The British Medical Association (BMA) yesterday warned that medical schools were struggling to cope with rising student numbers because of 322 vacant posts for lecturers and 79 for professors.

The recruitment situation is undermining the quality of teaching for undergraduates, the BMA's annual conference for clinical academics in London was told. Serious doubts were also raised over whether Labour's promise to "guarantee a decade of unprecedented expansion in doctor numbers in the NHS" could be met.

At least 11 per cent of hospital consultants used to couple their clinical work with a teaching role, but that proportion has fallen to just 8 per cent, or less than 1,000 clinical academics who work in the NHS.

Colin Smith, chairman of the BMA's medical academics' committee, said the staff shortages were causing concern over standards of teaching.

"We are responsible to the General Medical Council for the quality of graduates.

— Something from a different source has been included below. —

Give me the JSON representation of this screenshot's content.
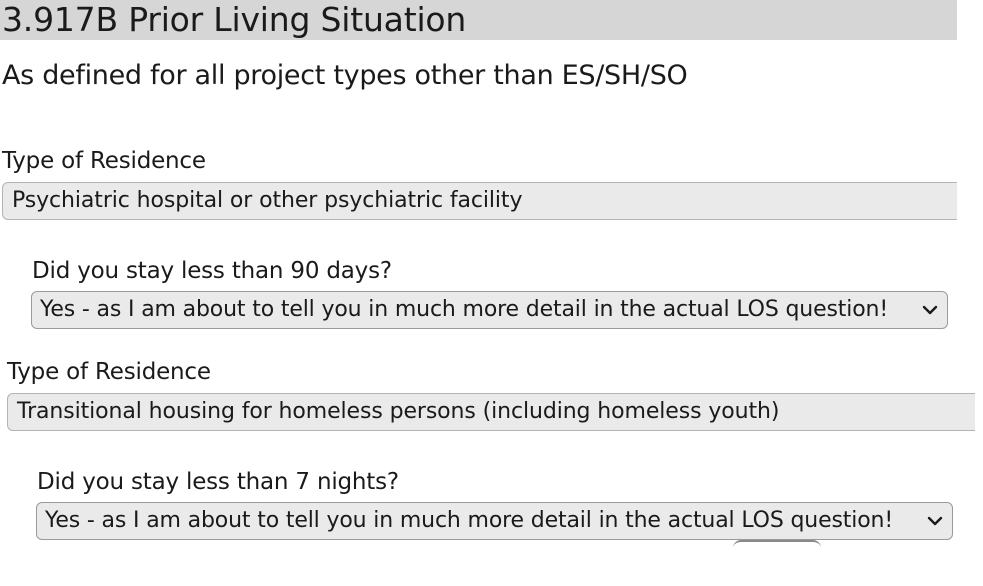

We have to ensure they have the right clinical skills and the right ethical approach. This is not a job to be skimped, yet 60 per cent of our time is spent on direct patient care. Medical teaching needs a higher profile and we need enough experienced senior doctors to enthuse and inspire the students."

A survey by the Council of Heads of Medical Schools found that nearly a quarter of all state-funded professorial posts were vacant, as were 145 senior lecturer and 177 lecturer posts.

Academic recruitment is difficult across all specialities, but especially in pathology, psychiatry and surgery, the conference was told.

Professor Ian Gilmore, registrar of the Royal College of Physicians, said clinical academics were being put under too much pressure. They routinely work at least a 64-hour week: 32 hours for the NHS and 32 for their university. But the need to treat patients, teach students and conduct research meant that they had almost irreconcilable demands on time.

Professor Janet Finch, vice-chancellor of Keele University, which is opening a new medical school, said she was seriously worried about being able to recruit enough clinical academics to teach the students.

Dr Smith and Professor Stephen Tomlinson, vice-chancellor designate of the University of Wales, both warned the conference that politicians from all parties had so far failed to grasp the extent of problems in recruiting clinical academics.